Save Africans, kill mosquitoes

05 May 2006
Washington Times
The yawn that greeted the announcement this week -- reported on by Joyce Howard Price -- that officials at the U.S. Agency for International Development are now vigorously endorsing and funding the use of DDT in Africa is representative of the world community's general lack of concern over the hundreds of millions of people who suffer from malaria every year. We applaud USAID's decision, even if we regret how long it's taken to reach it.

Put bluntly, malaria's killing spree -- believed to be somewhere in the realm of 50 million people since 1972 -- is worse than AIDS. Of the 500 million annual victims, 90 percent live in Africa. In the sub-Saharan nation of Uganda alone, malaria is responsible for the deaths of 100,000 children under the age of 5 every year. In dollar amounts, the United Nations says malaria costs Africa about $12 billion annually, or about 40 percent of its health expenditures.

None of which is news to those who have witnessed the ongoing genocide for years, pleading with Western nations to lift their unsubstantiated fears of using DDT, whose effectiveness in combating malaria remains unmatched. Consider that in South Africa, which used DDT before banning the substance in 1996, malaria rates jumped from a few thousand every year to 50,000. Despite opposition from the international community, in 2003 South Africa reversed the ban and watched its malaria rates return to their pre-1996 levels.
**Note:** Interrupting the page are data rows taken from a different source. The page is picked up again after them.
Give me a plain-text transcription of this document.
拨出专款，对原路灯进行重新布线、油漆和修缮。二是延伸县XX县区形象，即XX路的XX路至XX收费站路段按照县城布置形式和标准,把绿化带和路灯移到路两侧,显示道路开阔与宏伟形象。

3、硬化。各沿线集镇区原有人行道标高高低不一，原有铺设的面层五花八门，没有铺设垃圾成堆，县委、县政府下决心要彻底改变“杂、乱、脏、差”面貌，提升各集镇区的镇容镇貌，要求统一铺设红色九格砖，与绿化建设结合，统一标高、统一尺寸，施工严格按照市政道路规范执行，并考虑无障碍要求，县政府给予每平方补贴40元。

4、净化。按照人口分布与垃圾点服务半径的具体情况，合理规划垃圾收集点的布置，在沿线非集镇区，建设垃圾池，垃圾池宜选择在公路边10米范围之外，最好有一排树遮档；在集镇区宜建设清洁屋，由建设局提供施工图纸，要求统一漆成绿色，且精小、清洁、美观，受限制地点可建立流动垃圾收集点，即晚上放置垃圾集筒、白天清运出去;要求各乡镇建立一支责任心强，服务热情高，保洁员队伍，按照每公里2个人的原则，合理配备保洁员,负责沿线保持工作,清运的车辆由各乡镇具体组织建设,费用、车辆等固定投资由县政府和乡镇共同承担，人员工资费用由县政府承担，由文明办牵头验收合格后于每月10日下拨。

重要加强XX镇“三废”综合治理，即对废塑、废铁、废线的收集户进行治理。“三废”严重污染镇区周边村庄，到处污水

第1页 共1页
Western nations, including the United States, have ignored DDT's life-saving attributes and focused instead on its outdated and unproven environmental and health effects. First, study after study have found no evidence that DDT has any negative effects on human health. Second, concerns over its environmental impact are exaggerated at best, and could be controlled easily with regulated spraying in homes instead of on crops. It is believed that twice-yearly sprayings inside homes is all that's required to dramatically reduce infection rates.
But if history is any guide, expect more of the foolishness coming now from the European Union. In response to Uganda's announcement recently that it will begin spraying DDT, the European Union has threatened to restrict imports of Ugandan crops. Closer to home, environmental groups are already lining up against USAID's decision to end three decades of human-inflicted epidemic.

No doubt, the environmentalists will ratchet up their nostalgia for Rachel Carson's "Silent Spring." USAID's program, however, should be just enough to silence them. Of the $99 million USAID currently spends about on malaria control annually, much of which is used for less-effective insecticides, drug treatments and mosquito nets, $20 million will go to indoor DDT spraying. In Mozambique, Ethiopia and Zambia, another $10 million has been allocated for indoor spraying later this year. It's a small step, to be sure, but it should save hundreds of thousands of lives.